Le danger évident serait de verser dans l'anthropomorphisme et, en cherchant la corde sensible, de nous prendre pour de gentilles nouilles trop émotives. Pourtant, le risque est évité et c'est presque l'inverse qui est mis en scène, car à travers la perte de leur "animalité", c'est bien de la perte de l'humanité - ou de ce qu'elle devrait être - qu'il est question.
Bien des dérives sont possibles sur l'interprétation du sens de cette série. Il n'est pas question d'en faire un pamphlet anti-militariste (l'homme est ainsi fait qu'il a besoin d'avoir des flingues pour calmer les ardeurs de ses voisins) ni d'en profiter pour sacraliser l'animal au-delà du bon sens (certaines expérimentations doivent être tentées si elles peuvent sauver des vies).
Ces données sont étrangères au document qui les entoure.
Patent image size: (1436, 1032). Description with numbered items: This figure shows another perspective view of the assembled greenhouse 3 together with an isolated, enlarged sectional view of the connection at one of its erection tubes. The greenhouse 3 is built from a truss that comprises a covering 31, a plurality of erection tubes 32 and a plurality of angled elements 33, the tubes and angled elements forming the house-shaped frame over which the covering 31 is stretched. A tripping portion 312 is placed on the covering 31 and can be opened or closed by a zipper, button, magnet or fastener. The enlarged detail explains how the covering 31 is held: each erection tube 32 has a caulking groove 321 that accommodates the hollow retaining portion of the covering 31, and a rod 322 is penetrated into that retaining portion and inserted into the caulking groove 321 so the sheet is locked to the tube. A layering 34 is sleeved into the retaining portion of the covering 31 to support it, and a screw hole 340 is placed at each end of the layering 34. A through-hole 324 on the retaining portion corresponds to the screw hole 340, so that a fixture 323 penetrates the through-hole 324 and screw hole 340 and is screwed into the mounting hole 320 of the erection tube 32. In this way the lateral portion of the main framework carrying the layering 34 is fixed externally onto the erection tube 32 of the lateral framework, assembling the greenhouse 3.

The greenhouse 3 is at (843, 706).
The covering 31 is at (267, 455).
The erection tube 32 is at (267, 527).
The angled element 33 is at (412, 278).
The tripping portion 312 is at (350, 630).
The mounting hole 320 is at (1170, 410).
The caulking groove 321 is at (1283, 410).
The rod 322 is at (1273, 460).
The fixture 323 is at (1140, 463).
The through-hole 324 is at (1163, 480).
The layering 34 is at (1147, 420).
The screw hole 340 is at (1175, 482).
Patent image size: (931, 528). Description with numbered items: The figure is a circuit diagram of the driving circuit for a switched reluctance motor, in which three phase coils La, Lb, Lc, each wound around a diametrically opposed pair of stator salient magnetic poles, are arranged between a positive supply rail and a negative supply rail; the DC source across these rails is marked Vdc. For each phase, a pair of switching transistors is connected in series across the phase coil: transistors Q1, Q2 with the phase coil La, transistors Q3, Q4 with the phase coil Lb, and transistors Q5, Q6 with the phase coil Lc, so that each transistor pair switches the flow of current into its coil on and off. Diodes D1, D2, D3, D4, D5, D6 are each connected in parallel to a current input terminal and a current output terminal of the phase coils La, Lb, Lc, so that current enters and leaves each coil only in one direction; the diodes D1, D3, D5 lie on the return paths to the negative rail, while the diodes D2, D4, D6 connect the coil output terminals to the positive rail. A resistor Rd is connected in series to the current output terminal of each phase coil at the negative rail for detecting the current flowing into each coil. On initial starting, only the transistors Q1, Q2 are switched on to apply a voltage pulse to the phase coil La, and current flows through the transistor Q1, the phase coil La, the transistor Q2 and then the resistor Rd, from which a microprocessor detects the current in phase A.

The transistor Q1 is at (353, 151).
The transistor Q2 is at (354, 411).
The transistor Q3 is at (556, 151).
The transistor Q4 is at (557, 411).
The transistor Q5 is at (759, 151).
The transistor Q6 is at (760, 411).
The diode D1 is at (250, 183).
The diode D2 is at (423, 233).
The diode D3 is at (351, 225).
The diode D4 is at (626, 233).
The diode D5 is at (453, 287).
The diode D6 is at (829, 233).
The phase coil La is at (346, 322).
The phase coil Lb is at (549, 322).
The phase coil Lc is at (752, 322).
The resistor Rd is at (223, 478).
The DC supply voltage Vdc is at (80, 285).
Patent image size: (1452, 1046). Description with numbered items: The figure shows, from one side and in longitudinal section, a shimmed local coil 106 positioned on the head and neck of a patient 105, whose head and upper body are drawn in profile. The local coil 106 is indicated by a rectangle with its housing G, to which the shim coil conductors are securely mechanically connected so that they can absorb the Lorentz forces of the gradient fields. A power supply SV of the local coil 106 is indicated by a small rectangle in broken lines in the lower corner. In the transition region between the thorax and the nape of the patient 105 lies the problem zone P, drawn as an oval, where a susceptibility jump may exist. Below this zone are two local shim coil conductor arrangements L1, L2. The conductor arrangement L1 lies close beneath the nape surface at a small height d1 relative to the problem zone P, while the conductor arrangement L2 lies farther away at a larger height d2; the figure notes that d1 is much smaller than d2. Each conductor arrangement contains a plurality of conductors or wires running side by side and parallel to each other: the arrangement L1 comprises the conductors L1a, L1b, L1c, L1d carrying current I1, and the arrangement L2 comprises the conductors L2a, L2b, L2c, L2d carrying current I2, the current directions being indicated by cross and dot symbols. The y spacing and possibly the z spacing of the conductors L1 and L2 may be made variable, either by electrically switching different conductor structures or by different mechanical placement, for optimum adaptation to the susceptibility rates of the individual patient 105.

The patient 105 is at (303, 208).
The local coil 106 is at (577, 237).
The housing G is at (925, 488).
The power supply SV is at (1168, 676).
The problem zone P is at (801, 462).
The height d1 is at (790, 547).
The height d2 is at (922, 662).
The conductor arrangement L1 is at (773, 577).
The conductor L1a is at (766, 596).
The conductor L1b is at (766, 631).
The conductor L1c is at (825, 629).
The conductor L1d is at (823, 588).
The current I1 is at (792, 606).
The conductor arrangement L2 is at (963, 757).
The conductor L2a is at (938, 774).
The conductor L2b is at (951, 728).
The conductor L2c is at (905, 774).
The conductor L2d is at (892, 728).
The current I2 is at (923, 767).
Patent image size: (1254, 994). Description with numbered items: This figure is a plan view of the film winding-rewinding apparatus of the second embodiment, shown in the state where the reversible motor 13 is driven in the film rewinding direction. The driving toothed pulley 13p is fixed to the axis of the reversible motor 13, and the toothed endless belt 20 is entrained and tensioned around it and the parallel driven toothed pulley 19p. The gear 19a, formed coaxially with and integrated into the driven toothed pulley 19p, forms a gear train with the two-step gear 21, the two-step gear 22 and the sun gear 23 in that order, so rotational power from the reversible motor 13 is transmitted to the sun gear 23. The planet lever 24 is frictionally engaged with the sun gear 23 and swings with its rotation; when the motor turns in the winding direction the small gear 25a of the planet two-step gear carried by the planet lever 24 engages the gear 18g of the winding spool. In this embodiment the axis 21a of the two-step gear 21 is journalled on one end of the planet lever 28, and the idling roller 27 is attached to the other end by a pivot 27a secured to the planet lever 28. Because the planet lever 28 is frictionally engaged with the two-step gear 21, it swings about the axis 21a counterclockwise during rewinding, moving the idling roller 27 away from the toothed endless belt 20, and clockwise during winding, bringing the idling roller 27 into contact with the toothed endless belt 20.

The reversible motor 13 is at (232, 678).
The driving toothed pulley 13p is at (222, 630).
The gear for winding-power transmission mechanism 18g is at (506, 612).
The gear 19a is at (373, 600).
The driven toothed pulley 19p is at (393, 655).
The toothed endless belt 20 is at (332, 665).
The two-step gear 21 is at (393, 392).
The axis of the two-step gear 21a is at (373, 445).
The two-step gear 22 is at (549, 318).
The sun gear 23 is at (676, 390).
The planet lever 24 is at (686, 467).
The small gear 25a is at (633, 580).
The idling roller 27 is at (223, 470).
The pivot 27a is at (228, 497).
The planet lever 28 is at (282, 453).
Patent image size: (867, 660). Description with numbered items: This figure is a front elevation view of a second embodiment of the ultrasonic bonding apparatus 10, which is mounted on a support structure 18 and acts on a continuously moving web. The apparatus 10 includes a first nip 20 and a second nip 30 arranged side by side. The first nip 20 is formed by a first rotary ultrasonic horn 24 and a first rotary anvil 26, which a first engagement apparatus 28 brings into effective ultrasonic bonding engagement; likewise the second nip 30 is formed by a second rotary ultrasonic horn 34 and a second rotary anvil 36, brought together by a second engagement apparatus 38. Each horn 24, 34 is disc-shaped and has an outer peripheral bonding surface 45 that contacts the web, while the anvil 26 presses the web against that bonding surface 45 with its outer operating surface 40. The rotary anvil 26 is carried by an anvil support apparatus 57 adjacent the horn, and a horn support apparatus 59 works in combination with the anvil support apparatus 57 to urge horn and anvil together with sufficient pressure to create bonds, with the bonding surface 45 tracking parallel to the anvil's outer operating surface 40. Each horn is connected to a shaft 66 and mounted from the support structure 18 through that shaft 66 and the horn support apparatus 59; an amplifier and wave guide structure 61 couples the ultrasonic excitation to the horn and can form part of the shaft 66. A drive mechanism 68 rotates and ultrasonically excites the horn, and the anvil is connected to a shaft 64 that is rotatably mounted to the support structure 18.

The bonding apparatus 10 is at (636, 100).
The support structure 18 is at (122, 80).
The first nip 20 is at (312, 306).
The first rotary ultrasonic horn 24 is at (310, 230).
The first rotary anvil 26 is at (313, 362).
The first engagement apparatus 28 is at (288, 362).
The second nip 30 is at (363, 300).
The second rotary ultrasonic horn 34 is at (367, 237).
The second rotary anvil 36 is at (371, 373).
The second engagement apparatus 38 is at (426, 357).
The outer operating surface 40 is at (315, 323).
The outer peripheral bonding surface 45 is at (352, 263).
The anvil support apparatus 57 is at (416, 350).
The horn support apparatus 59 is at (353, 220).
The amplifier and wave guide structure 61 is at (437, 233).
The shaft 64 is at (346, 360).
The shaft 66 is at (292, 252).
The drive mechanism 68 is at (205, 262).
Par contre, si l'on quitte les fanatismes idéologiques de tout bord, l'on peut se laisser aller à méditer sur la place de l'animal dans la société (même celui qu'on bouffe, un poulet, c'est moins mignon qu'un chaton, mais ce n'est pas une raison pour l'élever en batterie) ou sur celle de l'homme, qui corrompt tout et se donne bonne conscience pendant cinq minutes en signant une pétition contre la corrida (sans même connaître les tenants et aboutissants de cette pratique) puis sans va joyeusement reprendre son rôle de connard absolu au volant de sa Renault en roulant, sans le faire exprès évidemment - les imbéciles ne font jamais rien exprès - sur la première bestiole qui traverse une rue un peu trop droite et trop longue. Les petites habitudes à la con tuent bien plus que les "grandes causes". Mais qui se préoccupe vraiment des petites habitudes à la con ?
Ce comic Vertigo, d'une centaine de pages, a été publié par Panini en 2006, puis réédité par Urban Comics en 2012 dans une version Deluxe, agrémentée de bonus. Ce dernier ouvrage est toujours disponible au prix de 15,50 euros.
Une belle BD, bénéficiant de magnifiques dessins et d'un propos suffisamment rare et profond pour vous remuer le bide, voire les méninges.